Is There a Connection Between Breast Cancer and Stress?
We all accept that stress is harmful to health, but studies by researchers at the University of Illinois at Chicago found that there appeared to be a link between stress and more aggressive types of breast cancer. It also looked at why breast cancer is generally more aggressive in Latino and Black women.
The study was based on 989 women who had been diagnosed with breast cancer within the last three months. The candidates included 181 Hispanic, 397 non-Hispanic White and 411 non-Hispanic Black participants. The study compared the aggressiveness of the breast cancer with the race and the stress levels of each patient. The results showed that Black and Hispanic patients reported greater levels of psychosocial stress in terms of fear, anxiety and isolation. Those with higher levels of stress were also found to have tumors that were more aggressive.
It raises a number of interesting issues that all need more research to find out the connection between the three issues of race, stress and aggressiveness of the breast tumor.

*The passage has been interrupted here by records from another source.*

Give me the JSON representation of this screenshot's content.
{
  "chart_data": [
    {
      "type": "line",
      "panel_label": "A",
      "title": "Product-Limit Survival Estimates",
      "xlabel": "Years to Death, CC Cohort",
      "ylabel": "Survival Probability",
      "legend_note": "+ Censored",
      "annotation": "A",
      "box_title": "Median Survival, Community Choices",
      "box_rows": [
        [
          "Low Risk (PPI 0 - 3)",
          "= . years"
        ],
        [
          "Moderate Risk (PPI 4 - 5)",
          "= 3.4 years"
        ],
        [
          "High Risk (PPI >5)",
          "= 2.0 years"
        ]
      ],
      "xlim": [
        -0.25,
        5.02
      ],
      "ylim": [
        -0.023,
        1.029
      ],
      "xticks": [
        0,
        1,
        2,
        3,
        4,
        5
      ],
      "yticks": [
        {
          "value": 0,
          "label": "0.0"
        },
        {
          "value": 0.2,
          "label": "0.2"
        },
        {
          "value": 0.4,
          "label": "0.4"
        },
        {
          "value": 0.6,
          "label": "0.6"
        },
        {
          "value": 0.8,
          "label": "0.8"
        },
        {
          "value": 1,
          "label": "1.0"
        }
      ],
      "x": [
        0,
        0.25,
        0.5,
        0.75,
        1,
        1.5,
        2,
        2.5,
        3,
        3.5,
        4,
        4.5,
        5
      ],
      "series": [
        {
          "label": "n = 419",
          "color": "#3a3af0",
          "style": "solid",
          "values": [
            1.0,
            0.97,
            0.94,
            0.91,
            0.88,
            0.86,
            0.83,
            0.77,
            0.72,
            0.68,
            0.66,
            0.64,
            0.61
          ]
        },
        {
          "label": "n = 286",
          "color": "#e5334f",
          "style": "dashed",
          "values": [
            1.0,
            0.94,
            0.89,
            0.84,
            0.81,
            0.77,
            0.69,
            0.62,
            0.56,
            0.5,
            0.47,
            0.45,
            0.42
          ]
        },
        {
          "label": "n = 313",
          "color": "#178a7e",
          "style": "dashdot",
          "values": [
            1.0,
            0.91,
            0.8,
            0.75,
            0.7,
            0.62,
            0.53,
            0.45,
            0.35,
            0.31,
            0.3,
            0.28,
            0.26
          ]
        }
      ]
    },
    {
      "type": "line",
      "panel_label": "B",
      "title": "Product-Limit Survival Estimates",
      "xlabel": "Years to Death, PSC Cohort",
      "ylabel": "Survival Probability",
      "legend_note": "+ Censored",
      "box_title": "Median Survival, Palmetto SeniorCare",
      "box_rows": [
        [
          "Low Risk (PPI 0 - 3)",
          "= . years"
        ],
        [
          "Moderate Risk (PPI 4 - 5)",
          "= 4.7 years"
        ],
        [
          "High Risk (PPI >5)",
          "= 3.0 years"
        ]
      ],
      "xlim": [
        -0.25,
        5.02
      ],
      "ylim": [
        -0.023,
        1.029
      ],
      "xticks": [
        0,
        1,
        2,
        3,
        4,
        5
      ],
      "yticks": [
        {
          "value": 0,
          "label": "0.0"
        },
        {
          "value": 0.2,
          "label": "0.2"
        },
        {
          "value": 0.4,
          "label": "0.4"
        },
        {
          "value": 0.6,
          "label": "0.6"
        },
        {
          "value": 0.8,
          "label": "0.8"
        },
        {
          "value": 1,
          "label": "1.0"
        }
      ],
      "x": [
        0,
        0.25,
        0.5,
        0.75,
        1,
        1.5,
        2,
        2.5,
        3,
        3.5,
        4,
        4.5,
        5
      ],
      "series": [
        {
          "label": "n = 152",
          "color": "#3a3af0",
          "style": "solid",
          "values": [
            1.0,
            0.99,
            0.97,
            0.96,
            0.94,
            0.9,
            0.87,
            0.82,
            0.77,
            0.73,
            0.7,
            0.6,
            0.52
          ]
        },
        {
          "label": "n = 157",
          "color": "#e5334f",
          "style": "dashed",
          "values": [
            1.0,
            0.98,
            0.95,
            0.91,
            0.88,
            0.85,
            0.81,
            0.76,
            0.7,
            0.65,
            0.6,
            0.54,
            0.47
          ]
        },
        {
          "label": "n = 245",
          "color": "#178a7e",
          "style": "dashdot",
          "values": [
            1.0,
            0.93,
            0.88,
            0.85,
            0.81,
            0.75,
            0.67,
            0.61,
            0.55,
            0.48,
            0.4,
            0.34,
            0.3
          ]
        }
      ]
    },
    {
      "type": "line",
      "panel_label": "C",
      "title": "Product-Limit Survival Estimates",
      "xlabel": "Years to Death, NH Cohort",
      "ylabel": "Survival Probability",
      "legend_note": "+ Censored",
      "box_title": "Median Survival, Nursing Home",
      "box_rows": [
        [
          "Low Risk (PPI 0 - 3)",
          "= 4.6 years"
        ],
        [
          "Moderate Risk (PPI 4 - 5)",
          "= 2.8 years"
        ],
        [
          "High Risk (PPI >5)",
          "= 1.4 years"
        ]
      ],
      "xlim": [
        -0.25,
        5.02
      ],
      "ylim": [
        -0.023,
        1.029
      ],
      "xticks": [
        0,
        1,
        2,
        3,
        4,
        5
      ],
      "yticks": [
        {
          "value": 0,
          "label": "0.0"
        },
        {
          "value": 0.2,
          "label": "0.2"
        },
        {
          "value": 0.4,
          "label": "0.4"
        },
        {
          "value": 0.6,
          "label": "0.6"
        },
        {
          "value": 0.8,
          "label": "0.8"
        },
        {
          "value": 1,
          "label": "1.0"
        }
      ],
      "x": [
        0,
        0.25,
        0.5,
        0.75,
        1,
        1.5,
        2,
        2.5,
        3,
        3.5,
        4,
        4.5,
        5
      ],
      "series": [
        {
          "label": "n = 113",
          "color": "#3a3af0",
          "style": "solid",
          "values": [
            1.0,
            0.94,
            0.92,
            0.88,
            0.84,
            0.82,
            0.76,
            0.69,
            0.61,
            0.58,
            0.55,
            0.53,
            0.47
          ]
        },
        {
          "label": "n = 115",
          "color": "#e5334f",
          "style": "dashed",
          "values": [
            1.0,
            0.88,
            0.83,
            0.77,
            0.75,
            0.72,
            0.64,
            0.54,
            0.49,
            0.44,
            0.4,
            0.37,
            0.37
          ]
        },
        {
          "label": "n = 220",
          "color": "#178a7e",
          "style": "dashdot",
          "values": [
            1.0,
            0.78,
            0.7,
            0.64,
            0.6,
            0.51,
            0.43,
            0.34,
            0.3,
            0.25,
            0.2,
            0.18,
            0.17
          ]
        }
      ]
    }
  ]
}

In particular, researchers are looking at whether psychosocial stressors increase the aggressiveness of tumors, or whether the diagnosis causes more stress in some races than others. The study showed the top 18% of women with the highest stress levels were more likely to be diagnosed with aggressive tumors, but when age and cancer stage were accounted for, the link disappeared.
Previous studies have shown that American Black and Latino women had more aggressive breast cancer at the time they were diagnosed than white women. As yet doctors were unable to state whether minority races were more susceptible to aggressive types of cancer, or whether their socioeconomic situation meant that the cancer was not diagnosed until it had reached a more aggressive stage.
The most recent study added in the factor of stress. It found that patients with higher stress levels had more aggressive types of breast cancer, and it was mainly black and Latino women who reported the highest stress levels. What is as yet unknown is whether the patients had more stress in their life before their diagnosis or whether being diagnosed with breast cancer was more stressful to them than to white patients.
Assuming that stress levels were the same before being diagnosed with breast cancer, raises the question of whether the stress was a factor in the women developing a more aggressive type of cancer. Another possibility is that having the more aggressive disease caused the additional stress.
The study was recently presented to the American Association for Cancer Research in Washington by Garth H. Raucher, Associate Professor of Epidemiology at the University of Illinois in Chicago, who led the research study. He says that more research is needed to understand the relationship between stress and breast cancer. While admitting the possibility that "there may be a biologic role of stress in the development of breast tumors that warrants further research," Raucher was quick to emphasize that it does not necessarily mean that those with stress are at greater risk of suffering more aggressive breast cancer.